Shel felt magnanimous enough not to point out that the hospital didn’t have enough security people and orderlies in the building to make him leave if he decided to stay. He remained quiet.
“But Dr. Abelard can be a generous man if nobody makes any trouble,” Isabella said. “So here you are. They said there were two of you.”
“My brother, Don,” Shel said. “He was here for a while. But he had to go take care of his family. They’re going to stay in town for the next day or so. Until we get Daddy through this.”

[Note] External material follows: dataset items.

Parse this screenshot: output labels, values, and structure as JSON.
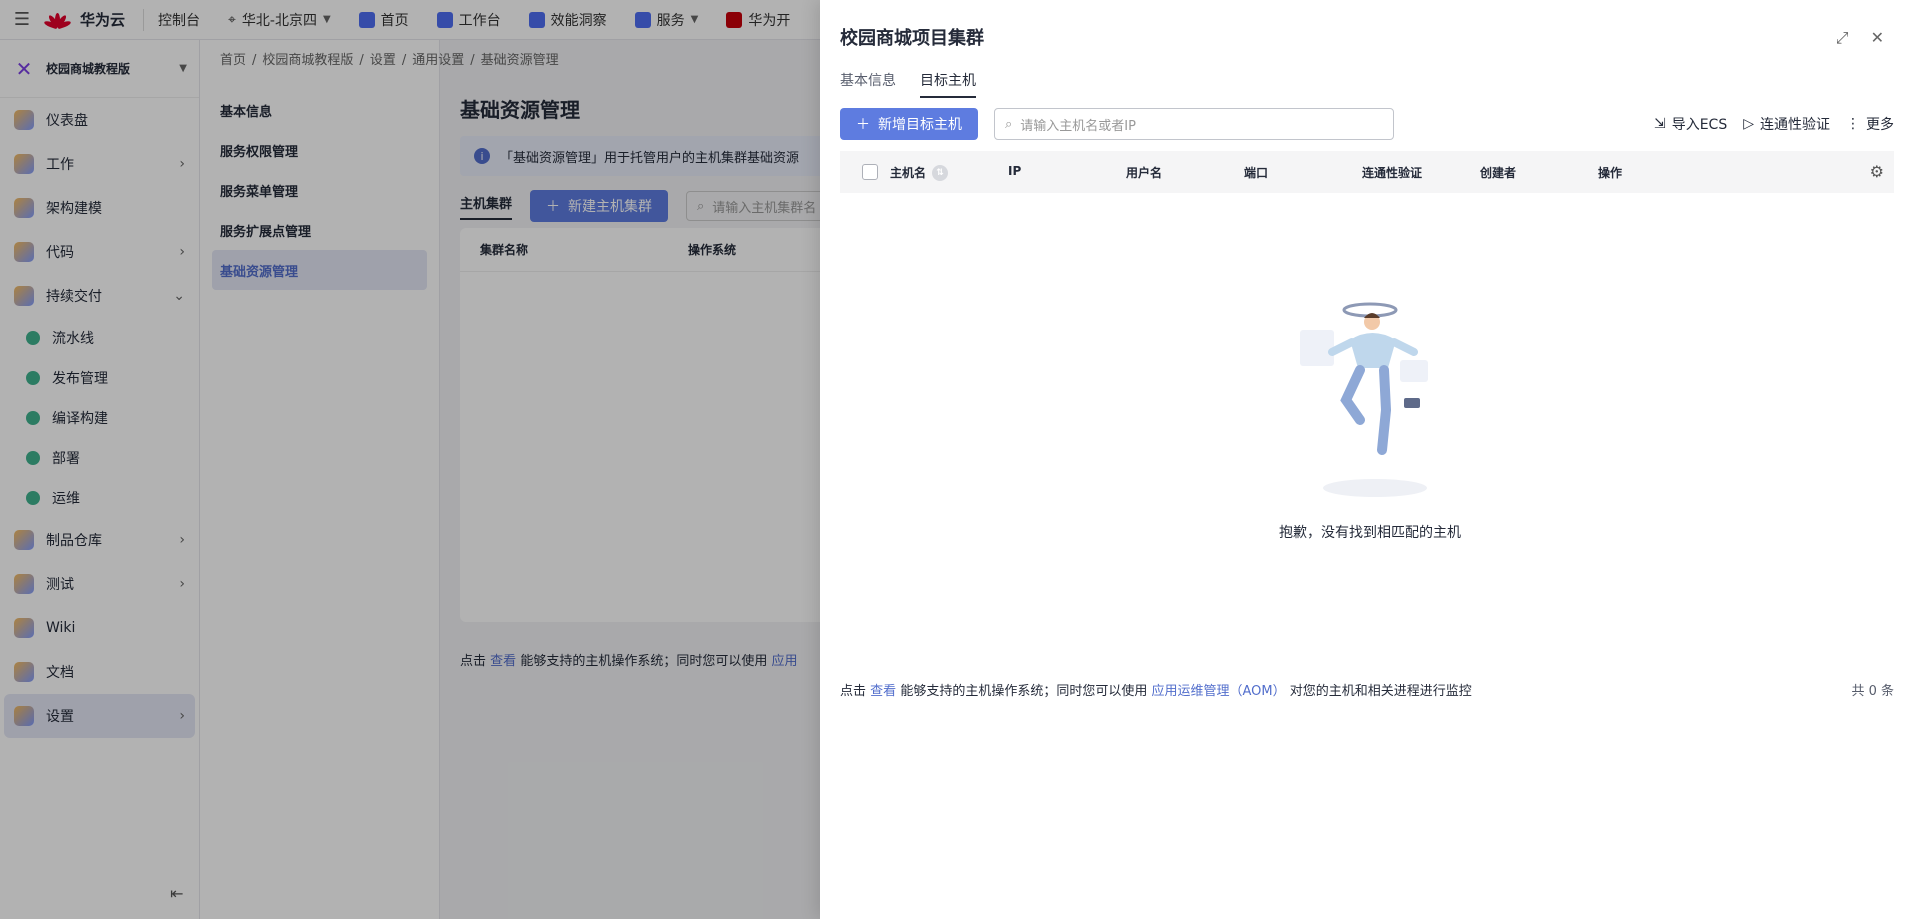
{
  "topbar": {
    "brand": "华为云",
    "console": "控制台",
    "region": "华北-北京四",
    "nav": [
      "首页",
      "工作台",
      "效能洞察",
      "服务",
      "华为开"
    ]
  },
  "sidebar": {
    "project": "校园商城教程版",
    "items": [
      {
        "label": "仪表盘",
        "arrow": false
      },
      {
        "label": "工作",
        "arrow": true
      },
      {
        "label": "架构建模",
        "arrow": false
      },
      {
        "label": "代码",
        "arrow": true
      },
      {
        "label": "持续交付",
        "arrow": true
      }
    ],
    "sub_items": [
      "流水线",
      "发布管理",
      "编译构建",
      "部署",
      "运维"
    ],
    "items2": [
      {
        "label": "制品仓库",
        "arrow": true
      },
      {
        "label": "测试",
        "arrow": true
      },
      {
        "label": "Wiki",
        "arrow": false
      },
      {
        "label": "文档",
        "arrow": false
      },
      {
        "label": "设置",
        "arrow": true
      }
    ]
  },
  "breadcrumb": [
    "首页",
    "/",
    "校园商城教程版",
    "/",
    "设置",
    "/",
    "通用设置",
    "/",
    "基础资源管理"
  ],
  "subnav": [
    "基本信息",
    "服务权限管理",
    "服务菜单管理",
    "服务扩展点管理",
    "基础资源管理"
  ],
  "main": {
    "title": "基础资源管理",
    "tip": "「基础资源管理」用于托管用户的主机集群基础资源",
    "tab": "主机集群",
    "new_btn": "新建主机集群",
    "search_placeholder": "请输入主机集群名",
    "col1": "集群名称",
    "col2": "操作系统",
    "foot_a": "点击",
    "foot_link": "查看",
    "foot_b": "能够支持的主机操作系统；同时您可以使用",
    "foot_link2": "应用"
  },
  "drawer": {
    "title": "校园商城项目集群",
    "tabs": [
      "基本信息",
      "目标主机"
    ],
    "add_btn": "新增目标主机",
    "search_placeholder": "请输入主机名或者IP",
    "actions": [
      "导入ECS",
      "连通性验证",
      "更多"
    ],
    "columns": [
      "主机名",
      "IP",
      "用户名",
      "端口",
      "连通性验证",
      "创建者",
      "操作"
    ],
    "empty_text": "抱歉，没有找到相匹配的主机",
    "foot": {
      "a": "点击",
      "link1": "查看",
      "b": "能够支持的主机操作系统；同时您可以使用",
      "link2": "应用运维管理（AOM）",
      "c": "对您的主机和相关进程进行监控",
      "total": "共 0 条"
    }
  }
}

“Like I said, your father is going to be fine. There’s no need for anyone to get stressed. In a few days, barring any complications, we’re going to send him home.”
But there already were complications, Shel couldn’t help thinking. The murder and Victor Gant were out there lurking like land mines along their path.
“We know that,” he said. “This isn’t about being here waiting for something bad to happen. We’re here for Daddy. When he gets better, we want him to know we were here for him.”